Here are the results for the first unique operation (for the matrix):
> summaryRprof("u1.txt")
$by.self
self.time self.pct total.time total.pct
"paste" 5.70 52.58 5.96 54.98
"apply" 2.70 24.91 10.68 98.52
"FUN" 0.86 7.93 6.82 62.92
"lapply" 0.82 7.56 1.00 9.23
"list" 0.30 2.77 0.30 2.77
"!" 0.14 1.29 0.14 1.29
"c" 0.10 0.92 0.10 0.92
"unlist" 0.08 0.74 1.08 9.96
"aperm.default" 0.06 0.55 0.06 0.55
"is.null" 0.06 0.55 0.06 0.55
"duplicated.default" 0.02 0.18 0.02 0.18
$by.total
total.time total.pct self.time self.pct
"unique" 10.84 100.00 0.00 0.00
"unique.matrix" 10.84 100.00 0.00 0.00
"apply" 10.68 98.52 2.70 24.91
"FUN" 6.82 62.92 0.86 7.93
"paste" 5.96 54.98 5.70 52.58
"unlist" 1.08 9.96 0.08 0.74
"lapply" 1.00 9.23 0.82 7.56
"list" 0.30 2.77 0.30 2.77
"!" 0.14 1.29 0.14 1.29
"do.call" 0.14 1.29 0.00 0.00
"c" 0.10 0.92 0.10 0.92
"aperm.default" 0.06 0.55 0.06 0.55
"is.null" 0.06 0.55 0.06 0.55
"aperm" 0.06 0.55 0.00 0.00
"duplicated.default" 0.02 0.18 0.02 0.18
$sample.interval
[1] 0.02
$sampling.time
[1] 10.84
And for the data frame:
> summaryRprof("u2.txt")
$by.self
self.time self.pct total.time total.pct
"paste" 1.72 94.51 1.72 94.51
"[.data.frame" 0.06 3.30 1.82 100.00
"duplicated.default" 0.04 2.20 0.04 2.20
$by.total
total.time total.pct self.time self.pct
"[.data.frame" 1.82 100.00 0.06 3.30
"[" 1.82 100.00 0.00 0.00
"unique" 1.82 100.00 0.00 0.00
"unique.data.frame" 1.82 100.00 0.00 0.00
"duplicated" 1.76 96.70 0.00 0.00
"duplicated.data.frame" 1.76 96.70 0.00 0.00
"paste" 1.72 94.51 1.72 94.51
"do.call" 1.72 94.51 0.00 0.00
"duplicated.default" 0.04 2.20 0.04 2.20
$sample.interval
[1] 0.02
$sampling.time
[1] 1.82
What we notice is that the matrix version spends a lot of time on apply, paste, and lapply.
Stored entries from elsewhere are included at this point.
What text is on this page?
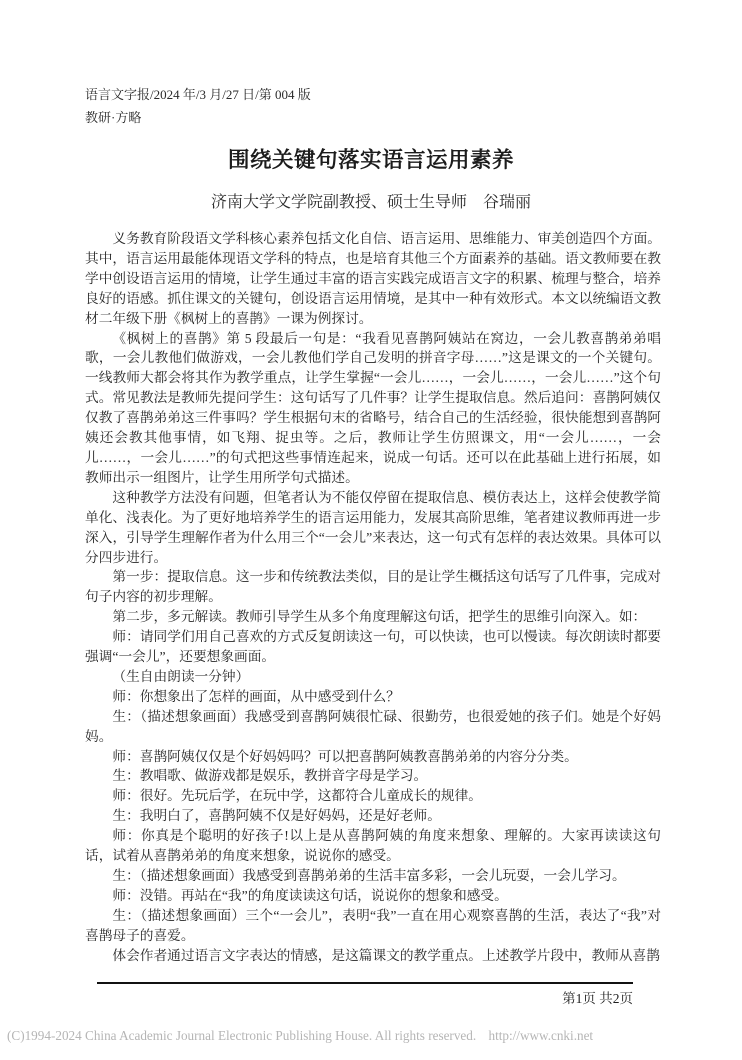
语言文字报/2024 年/3 月/27 日/第 004 版
教研·方略
围绕关键句落实语言运用素养
济南大学文学院副教授、硕士生导师　谷瑞丽

义务教育阶段语文学科核心素养包括文化自信、语言运用、思维能力、审美创造四个方面。其中，语言运用最能体现语文学科的特点，也是培育其他三个方面素养的基础。语文教师要在教学中创设语言运用的情境，让学生通过丰富的语言实践完成语言文字的积累、梳理与整合，培养良好的语感。抓住课文的关键句，创设语言运用情境，是其中一种有效形式。本文以统编语文教材二年级下册《枫树上的喜鹊》一课为例探讨。

《枫树上的喜鹊》第 5 段最后一句是：“我看见喜鹊阿姨站在窝边，一会儿教喜鹊弟弟唱歌，一会儿教他们做游戏，一会儿教他们学自己发明的拼音字母……”这是课文的一个关键句。一线教师大都会将其作为教学重点，让学生掌握“一会儿……，一会儿……，一会儿……”这个句式。常见教法是教师先提问学生：这句话写了几件事？让学生提取信息。然后追问：喜鹊阿姨仅仅教了喜鹊弟弟这三件事吗？学生根据句末的省略号，结合自己的生活经验，很快能想到喜鹊阿姨还会教其他事情，如飞翔、捉虫等。之后，教师让学生仿照课文，用“一会儿……，一会儿……，一会儿……”的句式把这些事情连起来，说成一句话。还可以在此基础上进行拓展，如教师出示一组图片，让学生用所学句式描述。

这种教学方法没有问题，但笔者认为不能仅停留在提取信息、模仿表达上，这样会使教学简单化、浅表化。为了更好地培养学生的语言运用能力，发展其高阶思维，笔者建议教师再进一步深入，引导学生理解作者为什么用三个“一会儿”来表达，这一句式有怎样的表达效果。具体可以分四步进行。

第一步：提取信息。这一步和传统教法类似，目的是让学生概括这句话写了几件事，完成对句子内容的初步理解。

第二步，多元解读。教师引导学生从多个角度理解这句话，把学生的思维引向深入。如：

师：请同学们用自己喜欢的方式反复朗读这一句，可以快读，也可以慢读。每次朗读时都要强调“一会儿”，还要想象画面。

（生自由朗读一分钟）

师：你想象出了怎样的画面，从中感受到什么？

生：（描述想象画面）我感受到喜鹊阿姨很忙碌、很勤劳，也很爱她的孩子们。她是个好妈妈。

师：喜鹊阿姨仅仅是个好妈妈吗？可以把喜鹊阿姨教喜鹊弟弟的内容分分类。

生：教唱歌、做游戏都是娱乐，教拼音字母是学习。

师：很好。先玩后学，在玩中学，这都符合儿童成长的规律。

生：我明白了，喜鹊阿姨不仅是好妈妈，还是好老师。

师：你真是个聪明的好孩子!以上是从喜鹊阿姨的角度来想象、理解的。大家再读读这句话，试着从喜鹊弟弟的角度来想象，说说你的感受。

生：（描述想象画面）我感受到喜鹊弟弟的生活丰富多彩，一会儿玩耍，一会儿学习。

师：没错。再站在“我”的角度读读这句话，说说你的想象和感受。

生：（描述想象画面）三个“一会儿”，表明“我”一直在用心观察喜鹊的生活，表达了“我”对喜鹊母子的喜爱。

体会作者通过语言文字表达的情感，是这篇课文的教学重点。上述教学片段中，教师从喜鹊

第1页 共2页
(C)1994-2024 China Academic Journal Electronic Publishing House. All rights reserved. http://www.cnki.net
In contrast, the data frame version simple runs duplicated.data.frame and most of the time is spent in paste, presumably aggregating results.
Although this explains where the time is going, it doesn't explain why these have different implementations, nor the effects of simply changing from one object type to another.